What was your 'I don't get paid enough for this shit' moment?

Worked overnights (asleep) at a group home for 4 older mentally disabled men. I sleep in the living room and get woken up around 3am by the kitchen lights on. Too tired to investigate, I go back to sleep. I wake up at my scheduled 6am time to get the clients ready for their day program. I walk into the kitchen and see a dried up trail of shit leading into the hallway. I'm like, ah fuck me. I enter the hallway and see the trail lead to the bathroom with a huge pile of shit in the bathroom and then the shit trail leading out and back into the clients room. I look over and he's sitting on his bed with his pants and underwear down around his ankles and shit all over his legs and in his underwear. I mean there is shit EVERYWHERE and the parts that aren't puddled are dry because he apparently he did this at like 3am. I look at him like "wtf mate!" and he's just looking at me like a deer in headlights and is eventually trying to explain that he tried to wake me, but since he's the quietest person on the planet i don't hear him. I was like, "next time just scream at me. flick the lights on and off. something!" And while all this is happening the other two clients that don't need me to wake them up are doing their thing as if nothing happened.

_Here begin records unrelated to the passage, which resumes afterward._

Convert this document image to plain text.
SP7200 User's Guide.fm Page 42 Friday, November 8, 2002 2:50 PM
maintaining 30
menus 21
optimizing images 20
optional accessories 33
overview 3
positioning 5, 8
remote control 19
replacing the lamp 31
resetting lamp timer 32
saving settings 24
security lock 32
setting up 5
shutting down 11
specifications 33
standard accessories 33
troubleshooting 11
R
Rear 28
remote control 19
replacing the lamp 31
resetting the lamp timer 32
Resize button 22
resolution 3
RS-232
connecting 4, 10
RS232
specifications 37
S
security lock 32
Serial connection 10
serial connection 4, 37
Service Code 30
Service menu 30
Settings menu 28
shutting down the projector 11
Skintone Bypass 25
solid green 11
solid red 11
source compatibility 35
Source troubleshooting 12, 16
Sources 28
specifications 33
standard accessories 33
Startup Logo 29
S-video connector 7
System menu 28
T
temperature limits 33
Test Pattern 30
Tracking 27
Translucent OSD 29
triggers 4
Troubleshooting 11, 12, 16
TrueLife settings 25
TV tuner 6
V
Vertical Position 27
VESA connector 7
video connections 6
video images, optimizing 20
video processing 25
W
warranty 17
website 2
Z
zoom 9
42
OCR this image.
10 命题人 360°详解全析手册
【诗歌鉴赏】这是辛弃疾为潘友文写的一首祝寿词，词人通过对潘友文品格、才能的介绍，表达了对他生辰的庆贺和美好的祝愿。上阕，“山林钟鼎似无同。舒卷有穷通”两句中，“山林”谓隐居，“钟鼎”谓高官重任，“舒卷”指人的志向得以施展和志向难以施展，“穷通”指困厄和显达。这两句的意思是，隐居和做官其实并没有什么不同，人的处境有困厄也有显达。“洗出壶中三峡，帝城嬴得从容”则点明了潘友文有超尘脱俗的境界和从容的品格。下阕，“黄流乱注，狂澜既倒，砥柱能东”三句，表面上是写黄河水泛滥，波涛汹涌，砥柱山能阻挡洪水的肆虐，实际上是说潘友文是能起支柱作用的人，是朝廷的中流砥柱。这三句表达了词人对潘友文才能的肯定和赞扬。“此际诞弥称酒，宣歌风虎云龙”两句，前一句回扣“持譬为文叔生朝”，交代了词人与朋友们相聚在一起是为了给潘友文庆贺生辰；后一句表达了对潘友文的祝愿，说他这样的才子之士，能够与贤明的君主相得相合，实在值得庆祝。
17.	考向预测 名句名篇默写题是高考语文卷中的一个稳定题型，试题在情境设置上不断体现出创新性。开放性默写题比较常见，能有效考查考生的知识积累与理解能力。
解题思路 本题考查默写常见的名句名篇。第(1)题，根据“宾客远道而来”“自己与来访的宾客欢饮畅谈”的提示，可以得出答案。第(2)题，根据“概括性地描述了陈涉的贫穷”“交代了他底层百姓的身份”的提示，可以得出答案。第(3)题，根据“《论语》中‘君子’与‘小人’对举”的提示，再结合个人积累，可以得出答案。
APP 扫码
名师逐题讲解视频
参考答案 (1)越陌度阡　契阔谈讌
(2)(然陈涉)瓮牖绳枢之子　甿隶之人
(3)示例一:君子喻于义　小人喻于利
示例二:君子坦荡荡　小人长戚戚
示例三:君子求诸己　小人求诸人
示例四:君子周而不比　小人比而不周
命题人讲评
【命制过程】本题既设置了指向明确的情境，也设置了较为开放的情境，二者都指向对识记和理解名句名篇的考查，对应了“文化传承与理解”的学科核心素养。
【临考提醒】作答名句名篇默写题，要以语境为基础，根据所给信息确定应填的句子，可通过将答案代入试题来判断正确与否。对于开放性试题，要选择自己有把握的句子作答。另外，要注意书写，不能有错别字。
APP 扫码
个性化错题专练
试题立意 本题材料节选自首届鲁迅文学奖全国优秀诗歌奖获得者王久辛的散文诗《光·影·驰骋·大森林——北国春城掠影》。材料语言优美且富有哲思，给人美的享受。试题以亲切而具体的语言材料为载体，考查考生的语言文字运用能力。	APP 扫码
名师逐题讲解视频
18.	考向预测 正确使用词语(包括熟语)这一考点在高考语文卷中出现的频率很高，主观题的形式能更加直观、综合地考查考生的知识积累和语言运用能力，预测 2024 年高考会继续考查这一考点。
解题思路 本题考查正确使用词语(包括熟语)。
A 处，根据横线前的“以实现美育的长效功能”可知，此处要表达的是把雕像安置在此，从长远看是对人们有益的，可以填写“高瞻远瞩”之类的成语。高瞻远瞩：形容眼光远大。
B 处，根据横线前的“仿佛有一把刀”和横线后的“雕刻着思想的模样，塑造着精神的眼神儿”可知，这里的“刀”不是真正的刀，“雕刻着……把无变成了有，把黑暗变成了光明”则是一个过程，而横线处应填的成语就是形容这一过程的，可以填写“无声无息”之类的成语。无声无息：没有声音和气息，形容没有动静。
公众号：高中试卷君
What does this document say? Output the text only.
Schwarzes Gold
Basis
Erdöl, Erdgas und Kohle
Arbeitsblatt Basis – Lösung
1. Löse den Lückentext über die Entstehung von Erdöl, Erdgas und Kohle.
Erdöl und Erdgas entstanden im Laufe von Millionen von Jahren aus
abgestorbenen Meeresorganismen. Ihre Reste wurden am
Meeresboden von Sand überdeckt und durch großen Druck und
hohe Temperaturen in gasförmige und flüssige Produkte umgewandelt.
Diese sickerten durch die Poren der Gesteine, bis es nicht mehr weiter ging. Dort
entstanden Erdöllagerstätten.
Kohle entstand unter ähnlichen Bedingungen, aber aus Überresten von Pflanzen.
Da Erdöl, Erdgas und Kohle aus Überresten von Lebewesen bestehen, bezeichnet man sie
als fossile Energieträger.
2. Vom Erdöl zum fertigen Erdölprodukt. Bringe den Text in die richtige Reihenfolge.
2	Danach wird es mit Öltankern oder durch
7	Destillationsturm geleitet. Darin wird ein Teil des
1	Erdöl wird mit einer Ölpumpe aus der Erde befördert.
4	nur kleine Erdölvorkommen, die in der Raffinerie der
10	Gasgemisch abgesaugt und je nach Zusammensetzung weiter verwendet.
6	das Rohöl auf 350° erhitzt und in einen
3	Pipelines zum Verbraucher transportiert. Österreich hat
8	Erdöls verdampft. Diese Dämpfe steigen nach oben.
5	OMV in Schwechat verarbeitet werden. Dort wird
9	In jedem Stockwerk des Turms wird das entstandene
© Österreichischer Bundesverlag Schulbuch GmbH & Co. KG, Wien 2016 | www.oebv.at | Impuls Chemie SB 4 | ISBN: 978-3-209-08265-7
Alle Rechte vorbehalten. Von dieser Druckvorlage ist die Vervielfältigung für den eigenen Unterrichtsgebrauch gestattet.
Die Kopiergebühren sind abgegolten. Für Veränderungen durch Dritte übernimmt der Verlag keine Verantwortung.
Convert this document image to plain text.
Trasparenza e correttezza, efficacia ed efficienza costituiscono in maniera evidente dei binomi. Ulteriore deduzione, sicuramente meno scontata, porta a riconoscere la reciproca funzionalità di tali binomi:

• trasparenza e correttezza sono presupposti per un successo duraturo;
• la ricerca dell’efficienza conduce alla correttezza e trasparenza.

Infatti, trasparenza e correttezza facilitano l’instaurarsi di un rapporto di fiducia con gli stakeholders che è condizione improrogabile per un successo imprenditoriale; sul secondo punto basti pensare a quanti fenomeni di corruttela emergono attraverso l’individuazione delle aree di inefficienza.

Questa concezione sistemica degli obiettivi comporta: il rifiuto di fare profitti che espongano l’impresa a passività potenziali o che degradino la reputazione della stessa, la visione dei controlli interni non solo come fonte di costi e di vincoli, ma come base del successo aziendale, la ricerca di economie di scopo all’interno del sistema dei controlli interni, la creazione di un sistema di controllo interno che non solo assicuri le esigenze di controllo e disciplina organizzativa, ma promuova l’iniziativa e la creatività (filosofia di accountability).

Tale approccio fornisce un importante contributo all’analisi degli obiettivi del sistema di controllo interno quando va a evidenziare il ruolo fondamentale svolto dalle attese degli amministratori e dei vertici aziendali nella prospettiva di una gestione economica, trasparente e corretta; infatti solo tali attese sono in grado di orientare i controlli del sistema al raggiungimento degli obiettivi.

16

I'm keeping my cool but inside I'm like, "do you see this shit!" So, I'm trying to clean this up and also get them ready for their day with meds, breakfast, etc. I'm putting paper towels on the floor to at least cover up the shit trail until i can get to that when i'm finished with the puddle in the bathroom. But of course, one of the clients has OCD and doesn't like paper towels and such lying around. So picks up the paper towel and I'm like, 'please don't pick that up. there's feces on the floor' and he's like, 'no! I have to!' Amidst this chaos I remember taking a break from it all and just staring out the window and thinking for a split second, "I could just run away from this. I could just run away."